Et c'est précisément ce qui est en train de porter préjudice à Moscou. Il devient de plus en plus clair que Xi Jinping poursuit avant tout ses propres intérêts. Si d'un point de vue militaire, la Chine veut à tout prix éviter que la Russie ne perde, sur le plan économique, la coopération est plus hésitante, au grand dam du Kremlin. Poutine manque d'alternatives et se retrouve pris au piège de la Chine. Une chose est sûre: Le «partenariat sans frontières» que les deux présidents ont évoqué à plusieurs reprises a manifestement des limites. Du moins pour la Chine.

Une alliance inéquitable

Heureusement, pour Poutine, les dirigeants chinois continuent de le soutenir et renoncent à condamner l'invasion russe en Ukraine. Sans Pékin, le Kremlin ne pourrait pas mener sa guerre. C'est également grâce à l'aide chinoise que l'économie russe a pu jusqu'à présent éviter l'effondrement. En effet, Pékin achète des matières premières russes et sans l'accord de la Chine, la Corée du Nord ne pourrait pas vendre de munitions d'artillerie à la Russie. En outre, le yuan chinois sert de monnaie de réserve pour les banques russes depuis que la Russie est isolée du trafic des paiements occidentaux en dollars américains ou en euros.
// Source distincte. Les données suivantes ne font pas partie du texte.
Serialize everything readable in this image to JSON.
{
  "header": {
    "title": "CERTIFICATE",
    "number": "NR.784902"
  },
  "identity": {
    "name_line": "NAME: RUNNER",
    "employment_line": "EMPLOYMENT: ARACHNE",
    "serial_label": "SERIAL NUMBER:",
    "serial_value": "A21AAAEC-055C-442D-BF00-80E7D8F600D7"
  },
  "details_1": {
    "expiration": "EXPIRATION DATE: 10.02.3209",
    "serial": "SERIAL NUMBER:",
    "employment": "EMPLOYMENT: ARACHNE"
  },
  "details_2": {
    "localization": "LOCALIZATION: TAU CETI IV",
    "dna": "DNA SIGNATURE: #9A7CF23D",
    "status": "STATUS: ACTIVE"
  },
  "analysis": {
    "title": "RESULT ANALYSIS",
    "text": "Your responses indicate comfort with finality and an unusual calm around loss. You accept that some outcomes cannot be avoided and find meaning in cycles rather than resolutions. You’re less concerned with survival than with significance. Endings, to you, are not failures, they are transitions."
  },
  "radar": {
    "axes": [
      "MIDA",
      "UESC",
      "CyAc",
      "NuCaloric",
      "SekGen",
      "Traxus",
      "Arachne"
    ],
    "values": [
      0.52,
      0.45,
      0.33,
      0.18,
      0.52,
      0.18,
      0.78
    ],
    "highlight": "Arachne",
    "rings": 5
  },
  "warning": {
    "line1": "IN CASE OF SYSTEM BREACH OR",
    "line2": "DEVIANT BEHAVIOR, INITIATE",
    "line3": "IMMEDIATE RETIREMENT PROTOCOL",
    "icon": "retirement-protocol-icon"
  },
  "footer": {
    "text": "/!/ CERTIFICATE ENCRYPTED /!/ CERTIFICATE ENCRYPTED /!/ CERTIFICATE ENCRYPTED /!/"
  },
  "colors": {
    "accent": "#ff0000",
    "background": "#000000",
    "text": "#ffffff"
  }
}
Ce point est particulièrement explosif du point de vue occidental, selon un rapport de l'Atlantic Council. La Chine ne livrerait certes pas d'armes à la Russie, mais en contrepartie, elle fournirait une quantité de biens à double usage ayant une finalité militaire. La Chine maintient le régime de Poutine en vie, mais pour combien de temps encore?

Les intérêts de Xi Jinping semblent clairs. La Chine partage avec la Russie une frontière de 4000 kilomètres et Pékin ne veut pas prendre le risque de voir Poutine renversé, ce qui déstabiliserait la puissance nucléaire russe sur le plan intérieur. En outre, le président chinois a besoin du Kremlin comme partenaire dans sa lutte avec l'Occident pour un nouvel ordre mondial. Et les matières premières russes bon marché sont bien entendu un avantage pour la République populaire et son colossal secteur économique de l’énergie.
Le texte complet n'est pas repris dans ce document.